I have been asked to provide a complete runnable example. The following program draws two rectangles. The Rectangle on the left has its own RenderContext and is not affected by the grayscale postprocessing affect (it is drawn as Red). The Rectangle on the right does not have its own RenderContext and it is correctly affected by the postprocessing affect.
Here is the code:
from kivy.app import App
from kivy.uix.widget import Widget
from kivy.uix.floatlayout import FloatLayout
from kivy.graphics import *
from kivy.graphics.opengl import *
from kivy.graphics.shader import *
from kivy.core.window import Window
from kivy.graphics.transformation import Matrix
from kivy.logger import Logger
class World(Widget) :
def __init__(self, **kwargs):
Logger.debug('world.init()')
# Parent RenderContext for subsuming all other render contexts
self.prc=RenderContext()
proj_mat = Matrix()
proj_mat.look_at(0.,0.,1., # eye position coords
0.,0.,0., # looking at these coords
0,1.,0) # a vector that points up
if Window.height > Window.width :
self.xRadius = float(Window.width)/Window.height
self.yRadius = 1.0
proj_mat.scale(1.0/self.xRadius,1.0,1.0)
else :
self.xRadius = 1.0
self.yRadius = float(Window.height)/Window.width
proj_mat.scale(1.0,1.0/self.yRadius,1.0)
self.prc['projection_mat'] = proj_mat
## an effect shader used to make objects monochromatic (grayscale)
self.prc.shader.fs = """
#ifdef GL_ES
precision highp float;
#endif
/* Outputs from the vertex shader */
varying vec4 frag_color;
varying vec2 vTexCoords0;
/* uniform texture samplers */
uniform sampler2D texture0;
uniform vec2 resolution;
uniform float time;
void main() {
vec4 rgb = texture2D(texture0, vTexCoords0);
float c = (rgb.x + rgb.y + rgb.z) * 0.3333;
gl_FragColor = vec4(c, c, c, 1.0);
}
"""
if not self.prc.shader.success :
raise Exception('Effect shader compile failed.')
self.canvas = self.prc
## Left Rectangle drawn with its own RenderContext
## this is not affected by the effect shader (if it were, it would be drawn as white)
## but it is affected by the parent's projection matrix
self.spriteRC = RenderContext(use_parent_projection=True)
self.spriteRC.add(Color(1,0,0,1))
self.spriteRC.add(Rectangle(pos=(-0.25,0.0),size=(0.1,0.1)))
## Right Rectangle object drawn directly to the canvas
## this **is** affected by the effect shader
self.canvas.add(Color(1,0,0,1))
self.canvas.add(Rectangle(pos=(0.25,0),size=(0.1,0.1)))
self.canvas.add(self.spriteRC)
super(World, self).__init__(**kwargs)
class GameApp(App):
def build(self):
w = World()
fl = FloatLayout()
fl.add_widget(w)
return fl
if __name__ == '__main__':
GameApp().run()
Shader cannot be stacked in the pipeline.
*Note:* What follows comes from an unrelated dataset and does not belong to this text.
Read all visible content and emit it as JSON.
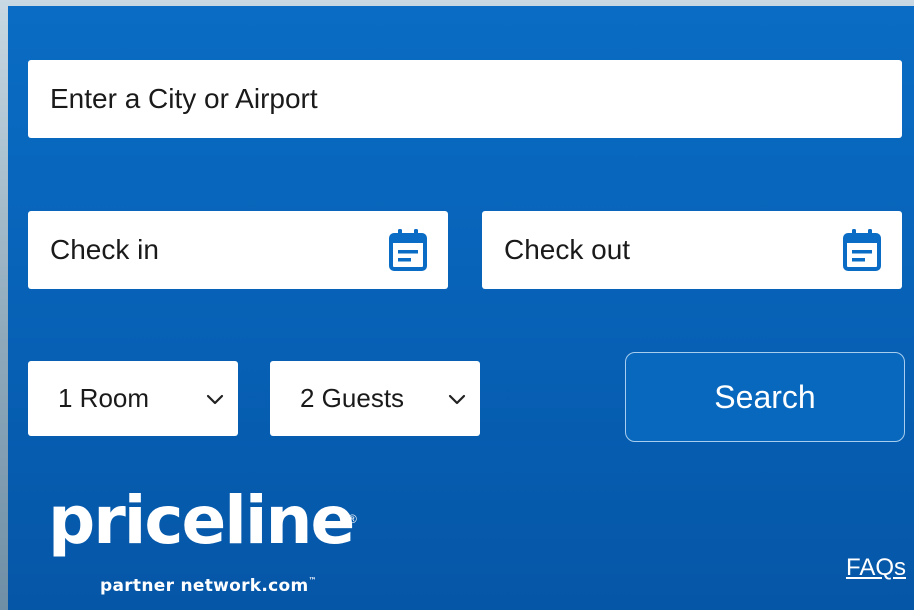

Only the latest binded will be used, it's not a Kivy limitation, but that's how OpenGL works. Ie:
self.c1 = RenderContext()
self.c2 = RenderContext()
self.c2.add(Rectangle())
self.c1.add(self.c2)
The rectangle will be processed only by the latest shader, the one in c2.
In order to have a specific shader for the rectangle, and then process the output with the c1 shader as well, use Framebuffer (Fbo are a RenderContext subclass)!
self.c1 = RenderContext()
self.c2 = Fbo(size=...)
self.c2.add(Rectangle())
self.c1.add(self.c2) # this is just for triggering the render from c1 when c2 content changes
self.c1.add(Rectangle(size=self.c2.size, texture=self.c2.texture))
I missed all the Color and others parameters here, but it's just for the demonstration. You can change the shader on the Fbo the same way you do on RenderContext.